She stalks her lover, begins an illicit affair with her neighbor in the room next to her sleeping children and walks in on her husband masturbating with a bra strapped around his head. The character of Sarah Pierce — the protagonist of “Little Children,” played by Kate Winslet — epitomizes the dysfunction, frustration and obsession at the heart of suburban domesticity. And Sarah, it turns out, is an Eli at heart.

Created by alum Tom Perrotta ’83, Sarah is a composite of several of Perrotta’s Eli acquaintances, a specimen of the ultimate unfulfillment Perrotta perceived among his female classmates when he reunited with them after college years colored by a “high-water mark for feminism.”

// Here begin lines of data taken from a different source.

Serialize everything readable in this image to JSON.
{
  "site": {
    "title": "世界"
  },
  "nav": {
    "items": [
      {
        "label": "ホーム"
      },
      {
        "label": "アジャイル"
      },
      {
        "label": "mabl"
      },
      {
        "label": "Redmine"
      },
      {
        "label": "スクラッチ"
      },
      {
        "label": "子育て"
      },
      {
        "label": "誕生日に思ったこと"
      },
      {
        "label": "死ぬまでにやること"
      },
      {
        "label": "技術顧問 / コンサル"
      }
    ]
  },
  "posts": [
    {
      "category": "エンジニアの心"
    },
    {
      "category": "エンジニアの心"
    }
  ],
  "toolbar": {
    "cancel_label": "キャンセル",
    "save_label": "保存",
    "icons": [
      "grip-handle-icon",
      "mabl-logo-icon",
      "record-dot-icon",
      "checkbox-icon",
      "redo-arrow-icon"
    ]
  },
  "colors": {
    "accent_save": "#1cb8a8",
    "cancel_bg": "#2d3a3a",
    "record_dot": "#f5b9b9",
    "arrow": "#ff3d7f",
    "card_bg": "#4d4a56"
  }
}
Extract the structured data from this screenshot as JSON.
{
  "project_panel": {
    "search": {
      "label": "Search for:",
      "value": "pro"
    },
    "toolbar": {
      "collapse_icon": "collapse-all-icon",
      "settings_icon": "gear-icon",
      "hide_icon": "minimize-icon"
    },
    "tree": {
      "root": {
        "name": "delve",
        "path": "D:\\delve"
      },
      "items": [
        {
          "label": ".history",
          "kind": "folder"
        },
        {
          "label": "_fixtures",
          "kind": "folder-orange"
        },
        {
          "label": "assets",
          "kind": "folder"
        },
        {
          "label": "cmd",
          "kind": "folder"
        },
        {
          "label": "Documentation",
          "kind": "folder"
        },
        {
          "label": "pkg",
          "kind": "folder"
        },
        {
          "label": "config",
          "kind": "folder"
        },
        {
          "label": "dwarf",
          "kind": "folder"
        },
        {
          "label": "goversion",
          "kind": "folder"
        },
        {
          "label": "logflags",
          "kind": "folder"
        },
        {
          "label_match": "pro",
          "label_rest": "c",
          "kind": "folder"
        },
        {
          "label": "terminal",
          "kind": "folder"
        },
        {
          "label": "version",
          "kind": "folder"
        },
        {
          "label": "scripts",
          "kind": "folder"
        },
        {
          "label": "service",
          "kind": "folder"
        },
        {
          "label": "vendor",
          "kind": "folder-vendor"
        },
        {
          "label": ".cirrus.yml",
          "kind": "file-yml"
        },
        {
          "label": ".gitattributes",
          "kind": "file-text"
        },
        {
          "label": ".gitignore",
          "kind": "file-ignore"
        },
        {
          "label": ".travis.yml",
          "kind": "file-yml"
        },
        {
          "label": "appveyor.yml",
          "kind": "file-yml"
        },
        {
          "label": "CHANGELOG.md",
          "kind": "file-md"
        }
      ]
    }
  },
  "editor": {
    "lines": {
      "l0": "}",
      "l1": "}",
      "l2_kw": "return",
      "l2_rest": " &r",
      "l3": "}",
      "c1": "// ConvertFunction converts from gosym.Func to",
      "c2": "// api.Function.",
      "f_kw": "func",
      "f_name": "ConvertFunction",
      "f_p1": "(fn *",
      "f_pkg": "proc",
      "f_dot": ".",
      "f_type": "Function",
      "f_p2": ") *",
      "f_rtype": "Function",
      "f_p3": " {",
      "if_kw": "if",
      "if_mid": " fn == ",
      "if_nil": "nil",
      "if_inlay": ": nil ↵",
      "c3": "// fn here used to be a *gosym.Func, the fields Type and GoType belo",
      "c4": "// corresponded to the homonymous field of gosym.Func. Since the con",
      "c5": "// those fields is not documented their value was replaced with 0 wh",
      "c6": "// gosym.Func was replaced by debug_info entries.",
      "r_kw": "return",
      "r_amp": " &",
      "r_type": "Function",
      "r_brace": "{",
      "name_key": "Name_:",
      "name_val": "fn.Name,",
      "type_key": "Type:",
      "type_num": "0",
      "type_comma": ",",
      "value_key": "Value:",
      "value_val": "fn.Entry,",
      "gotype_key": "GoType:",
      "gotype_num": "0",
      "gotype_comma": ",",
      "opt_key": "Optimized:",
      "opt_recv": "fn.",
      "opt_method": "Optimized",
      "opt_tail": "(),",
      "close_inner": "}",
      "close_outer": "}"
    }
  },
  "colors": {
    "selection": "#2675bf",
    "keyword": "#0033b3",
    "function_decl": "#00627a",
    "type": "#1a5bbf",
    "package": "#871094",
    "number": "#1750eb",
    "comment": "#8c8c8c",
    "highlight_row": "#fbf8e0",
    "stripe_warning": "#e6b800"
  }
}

“A lot of the women that I went to college with imagined that they would be working and would have unconventional marriages, if they had marriages, and maybe wouldn’t have kids, and had ideas about how they were going to reinvent gender roles and the institution of marriage and child bearing,” Perrotta said.

Twenty years later, however, at a Yale reunion, these women’s lives hadn’t played out according to plan.

“A lot of these same women found out they ended up in more traditional domestic arrangements than they anticipated,” Perrotta said. “Most were fine with how it turned out, but there were some who felt a little guilty about it. The character of Sarah is kind of like those women.”

Soon after this reunion, Perrotta set to work on his fourth and most-successful novel, “Little Children,” published in 2004, and soon began to adapt “Little Children” with director Todd Field (“In the Bedroom”) for the big screen. The pair was nominated for a Golden Globe, a Writer’s Guild Award and, now, for Best Adapted Screenplay at the Academy Awards.

The success of “Little Children” demonstrates that viewers connect with the characters penned by Perrotta, a writer whose work uses his keen observations of society — including and especially observations made during his time at Yale — as fodder for satirical commentary.

Perrotta felt out of place as soon as he got to New Haven. Coming from a “mediocre” public school in working-class New Jersey, he spent his first two years at Yale feeling like he ended up there “by accident.” In fact, his third novel — the follow-up to “Election,” which was turned into a cult classic starring Reese Witherspoon — was “Joe College,” a semi-autobiographical novel about a “guy who grew up in the world where I grew up” and wound up at Yale.

After majoring in English at Yale, Perrotta studied under Tobias Wolff at the Creative Writing Program at Syracuse, returned to Yale as a Writing Tutor in JE and taught at Harvard. But after leaving Yale, Perrotta found a “big gulf” between himself and others, even in a highly educated suburb, a frustration that he articulates in “Little Children.” In one of the most memorable scenes of the film, Sarah, who has a doctorate in literature, attends a female book group discussing “Madame Bovary” and has to put up with abrasive Mary Ann’s skewed perception of the book.

“Mary Ann is much more in the school of resisting literature,” Perrotta said. “Maybe there are some of those people at Yale, but I think most people are serious — a small class where people are thoughtfully discussing literary work. If I have one romantic image of college life, it’s that one.”

“Little Children” provided an entirely new Hollywood experience for Perrotta, both because he was intimately involved in the screenwriting process and because he filmed a short cameo as “Little Man.” By contrast, he said “Election” — which he was not involved in adapting for the screen — was almost like a magic trick.

“I sent off a stack of paper, and this amazing film came back,” he said. “Everything about it was a revelation for me.”

Even though he knew more of what to expect when he first viewed “Little Children,” he still felt some of the “awestruck feeling” he experienced with “Election.”

“There’s still some magic about this image being on the big screen,” he said. “Even though I had written the script, there were things I couldn’t have predicted, like how great Kate Winslet was in that role or what the film would look like.”

As for the Oscar chances of Winslet and Jackie Earle Haley — nominated for Best Actress and Best Supporting Actor, respectively — Perrotta said he believes it’s an “uphill battle.”

“This award season has certainly picked its favorites early,” he said. “They’re both worthy of winning, but it doesn’t even matter because they’re still two amazing performances whether they win or not.”

As for his own chances, Perrotta doesn’t want to say too much, although he did say he will be putting his prolific pen to use before the show to write an acceptance speech.

“When I was at the Golden Globes, I didn’t have anything prepared because I didn’t think we’d win, and I thought I’d just get up and say thanks to the people who needed to be thanked,” he said. “But at that show, Hugh Laurie and Meryl Streep got up and did such funny, eloquent speeches, and I was humbled. You have to have something interesting.”

While doing the awards circuit, Perrotta is working on his next novel, “The Abstinence Teacher,” about “sex, religion and the culture war” that is “very much a reaction to the political situation of the past ten years.”

“I’m sure there’s Yale stuff buried in there,” he said. “But I’m not entirely sure where it is.”